There was also a series of three panel discussions, open to the whole UT community in a webinar format. Attendees contributed questions and relevant comments though written Q&A and the author joined us for the last panel discussion. If you missed the exciting discussions you can watch them on our YouTube channel

Author Information

Elizabeth McCracken is the author of seven books: Here’s Your Hat What’s Your Hurry, The Giant’s House, Niagara Falls All Again, An Exact Replica of a Figment of My Imagination, Thunderstruck & Other Stories, Bowlaway, and a collection of short stories The Souvenir Museum.  She’s received grants and fellowships from the Guggenheim Foundation, the National Endowment for the Arts, the Liguria Study Center, the American Academy in Berlin, the Fine Arts Work Center in Provincetown, and the Radcliffe Institute for Advanced Study. Thunderstruck & Other Stories won the 2015 Story Prize. Her work has been published in The Best American Short Stories, The Pushcart Prize, The O. Henry Prize, The New York Times Magazine, and many other places.

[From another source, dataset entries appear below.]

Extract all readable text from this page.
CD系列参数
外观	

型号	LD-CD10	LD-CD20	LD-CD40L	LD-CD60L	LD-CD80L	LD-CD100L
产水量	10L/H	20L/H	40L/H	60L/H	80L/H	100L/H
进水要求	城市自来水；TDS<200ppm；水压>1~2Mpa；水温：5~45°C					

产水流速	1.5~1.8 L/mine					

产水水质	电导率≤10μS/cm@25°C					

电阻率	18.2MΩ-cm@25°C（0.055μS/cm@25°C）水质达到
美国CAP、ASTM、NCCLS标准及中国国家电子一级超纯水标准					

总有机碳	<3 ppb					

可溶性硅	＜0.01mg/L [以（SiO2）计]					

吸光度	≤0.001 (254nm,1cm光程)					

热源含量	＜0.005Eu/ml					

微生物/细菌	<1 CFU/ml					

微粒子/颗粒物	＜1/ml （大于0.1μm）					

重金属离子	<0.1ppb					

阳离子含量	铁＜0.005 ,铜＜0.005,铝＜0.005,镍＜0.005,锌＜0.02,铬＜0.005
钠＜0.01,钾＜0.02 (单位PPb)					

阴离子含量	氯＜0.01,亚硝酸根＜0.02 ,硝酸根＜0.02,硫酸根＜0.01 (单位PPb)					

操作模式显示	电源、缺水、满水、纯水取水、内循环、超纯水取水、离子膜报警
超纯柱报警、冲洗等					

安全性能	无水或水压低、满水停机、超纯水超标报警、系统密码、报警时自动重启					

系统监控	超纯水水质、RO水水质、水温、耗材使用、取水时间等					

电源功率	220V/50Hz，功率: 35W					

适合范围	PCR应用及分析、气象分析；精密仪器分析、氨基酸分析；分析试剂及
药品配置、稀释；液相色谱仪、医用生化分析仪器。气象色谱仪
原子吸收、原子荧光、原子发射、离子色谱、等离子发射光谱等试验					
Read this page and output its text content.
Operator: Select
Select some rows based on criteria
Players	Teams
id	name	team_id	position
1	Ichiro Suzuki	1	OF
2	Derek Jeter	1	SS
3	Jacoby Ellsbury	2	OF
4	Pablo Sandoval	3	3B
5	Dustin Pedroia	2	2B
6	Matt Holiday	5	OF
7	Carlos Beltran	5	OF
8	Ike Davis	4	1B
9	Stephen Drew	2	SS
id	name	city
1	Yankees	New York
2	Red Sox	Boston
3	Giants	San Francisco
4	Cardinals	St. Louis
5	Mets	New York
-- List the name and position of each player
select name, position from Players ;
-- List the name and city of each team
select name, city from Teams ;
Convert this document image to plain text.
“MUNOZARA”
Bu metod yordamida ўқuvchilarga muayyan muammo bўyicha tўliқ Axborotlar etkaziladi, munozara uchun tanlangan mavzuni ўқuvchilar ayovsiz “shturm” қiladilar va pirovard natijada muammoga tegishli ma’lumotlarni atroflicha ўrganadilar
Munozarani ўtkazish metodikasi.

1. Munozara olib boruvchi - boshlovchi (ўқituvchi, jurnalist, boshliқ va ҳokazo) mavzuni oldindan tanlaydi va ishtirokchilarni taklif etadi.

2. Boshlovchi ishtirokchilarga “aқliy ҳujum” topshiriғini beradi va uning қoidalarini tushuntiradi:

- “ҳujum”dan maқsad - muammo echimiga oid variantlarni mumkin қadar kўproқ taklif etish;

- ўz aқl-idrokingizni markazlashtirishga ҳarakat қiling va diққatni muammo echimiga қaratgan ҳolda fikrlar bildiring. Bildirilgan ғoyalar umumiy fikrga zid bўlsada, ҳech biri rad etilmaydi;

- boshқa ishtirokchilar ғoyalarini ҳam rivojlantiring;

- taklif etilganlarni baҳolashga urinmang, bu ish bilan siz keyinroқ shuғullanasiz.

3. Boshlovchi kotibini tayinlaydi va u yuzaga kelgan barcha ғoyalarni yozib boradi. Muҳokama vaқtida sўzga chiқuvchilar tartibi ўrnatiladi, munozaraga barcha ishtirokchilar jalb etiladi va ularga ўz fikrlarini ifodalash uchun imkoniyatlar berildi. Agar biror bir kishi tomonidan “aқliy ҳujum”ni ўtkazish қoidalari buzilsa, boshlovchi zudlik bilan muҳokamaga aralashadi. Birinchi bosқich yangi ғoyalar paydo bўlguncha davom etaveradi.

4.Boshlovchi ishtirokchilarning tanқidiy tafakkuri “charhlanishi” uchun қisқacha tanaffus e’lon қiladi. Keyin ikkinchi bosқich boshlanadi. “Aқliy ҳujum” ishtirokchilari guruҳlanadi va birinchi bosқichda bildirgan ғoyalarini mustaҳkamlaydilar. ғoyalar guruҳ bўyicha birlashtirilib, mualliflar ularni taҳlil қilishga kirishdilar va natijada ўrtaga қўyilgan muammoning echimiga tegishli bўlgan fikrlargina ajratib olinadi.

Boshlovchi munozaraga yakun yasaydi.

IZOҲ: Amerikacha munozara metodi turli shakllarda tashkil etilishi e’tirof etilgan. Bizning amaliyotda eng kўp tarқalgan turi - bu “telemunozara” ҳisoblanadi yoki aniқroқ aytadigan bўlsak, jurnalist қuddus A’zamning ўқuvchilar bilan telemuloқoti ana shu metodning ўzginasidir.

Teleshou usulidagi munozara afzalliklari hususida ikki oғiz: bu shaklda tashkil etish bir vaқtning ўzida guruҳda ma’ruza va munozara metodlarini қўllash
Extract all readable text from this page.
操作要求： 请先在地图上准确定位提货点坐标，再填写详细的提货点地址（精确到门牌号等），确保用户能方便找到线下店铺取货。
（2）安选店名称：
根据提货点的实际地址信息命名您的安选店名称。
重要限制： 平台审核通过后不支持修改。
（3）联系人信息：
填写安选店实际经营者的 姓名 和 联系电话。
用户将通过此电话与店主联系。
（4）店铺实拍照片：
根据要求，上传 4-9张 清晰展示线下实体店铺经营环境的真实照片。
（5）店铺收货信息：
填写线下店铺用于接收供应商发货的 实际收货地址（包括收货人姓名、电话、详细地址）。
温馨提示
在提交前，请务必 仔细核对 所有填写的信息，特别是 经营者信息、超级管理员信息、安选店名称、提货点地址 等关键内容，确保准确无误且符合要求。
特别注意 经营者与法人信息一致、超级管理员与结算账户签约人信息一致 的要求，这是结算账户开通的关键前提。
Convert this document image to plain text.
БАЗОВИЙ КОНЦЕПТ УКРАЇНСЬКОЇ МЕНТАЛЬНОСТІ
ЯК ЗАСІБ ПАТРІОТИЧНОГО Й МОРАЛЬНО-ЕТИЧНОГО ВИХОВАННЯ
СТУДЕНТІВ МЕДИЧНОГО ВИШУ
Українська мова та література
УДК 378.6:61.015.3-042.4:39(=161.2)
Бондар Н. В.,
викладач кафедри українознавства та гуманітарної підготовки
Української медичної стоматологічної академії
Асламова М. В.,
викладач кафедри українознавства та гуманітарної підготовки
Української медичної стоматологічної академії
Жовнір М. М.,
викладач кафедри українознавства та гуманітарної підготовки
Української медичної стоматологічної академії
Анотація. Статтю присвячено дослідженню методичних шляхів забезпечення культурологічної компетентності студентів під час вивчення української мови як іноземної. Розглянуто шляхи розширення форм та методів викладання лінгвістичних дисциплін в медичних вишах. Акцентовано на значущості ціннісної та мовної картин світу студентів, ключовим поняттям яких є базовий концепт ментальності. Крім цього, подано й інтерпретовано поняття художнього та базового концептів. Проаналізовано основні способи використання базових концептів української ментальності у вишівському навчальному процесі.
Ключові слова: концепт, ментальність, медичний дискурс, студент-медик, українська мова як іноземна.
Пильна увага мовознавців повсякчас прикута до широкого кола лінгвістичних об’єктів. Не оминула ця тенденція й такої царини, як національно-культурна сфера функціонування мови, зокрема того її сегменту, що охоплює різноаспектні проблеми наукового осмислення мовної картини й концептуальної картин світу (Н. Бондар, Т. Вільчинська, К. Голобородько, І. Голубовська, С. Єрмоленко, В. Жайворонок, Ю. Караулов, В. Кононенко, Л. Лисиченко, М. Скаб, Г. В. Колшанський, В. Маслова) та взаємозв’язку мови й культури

You can find her rather often, entirely too often, really, on Twitter.

The What, Why, and How of Reading Groups

WHAT is a reading group?

A reading group is an organized gathering of people that regularly discusses a book that all participants have read or are currently reading. Discussions within the group remain largely or entirely within the subject parameters set by the book.

WHY form a reading group within an organization?

Reading groups within an organization are an effective way to build rapport on a team, strengthen critical thinking, and improve communication. In turn, organizations may see improvement in problem solving, breaking down silos, increased engagement, and greater productivity.

Here are a of couple interesting articles about organization reading groups:

HOW do you form a reading group?

  1. Talk to your supervisor about approval to form the group. Be sure to discuss when the group can meet to discuss the book. Inquire if the department would like to sponsor the reading group by providing books for the participants.
  2. If forming a reading group is approved, send out an invitation to your organization. Here’s a sample:

Dear colleagues:

I would like to set up a reading group for the UT Reads campaign. You can find out more detail on this webpage: https://hr.utexas.edu/learning-development/programs/UT-Reads

If you are interested, please let me know by ______.

UT Learning & Development is providing a guide for the reading group, but we will should meet briefly to discuss logistics, like how often to meet and the format we will use meet (UT L&D can help us set up a group in MS Teams where we can create a chat board and have video calls). We will then schedule the times and dates for our discussions.

Thanks for your interest. Looking forward to hearing from you soon.

  1. During your initial meeting be sure to decide on the following items:

I.  How often will you meet?

II. When will you meet?

III. What platform will you be using to meet?

  • MS Teams
  • Zoom
  • Conference call
  • Google Meet-up
  • In-person (following guidelines established in Protect Texas.)

IV. How will the books be acquired and dispersed?

  • Does each person have to acquire their own book?
  • Are the books being given to the participants or loaned to them?

V. Ground rules for having an open and constructive conversation (see the UT L&D Reading Group Guide for suggestions).

VI. Any special needs or accessibility issues for participants so that everyone feels encouraged to participate and welcome to the group.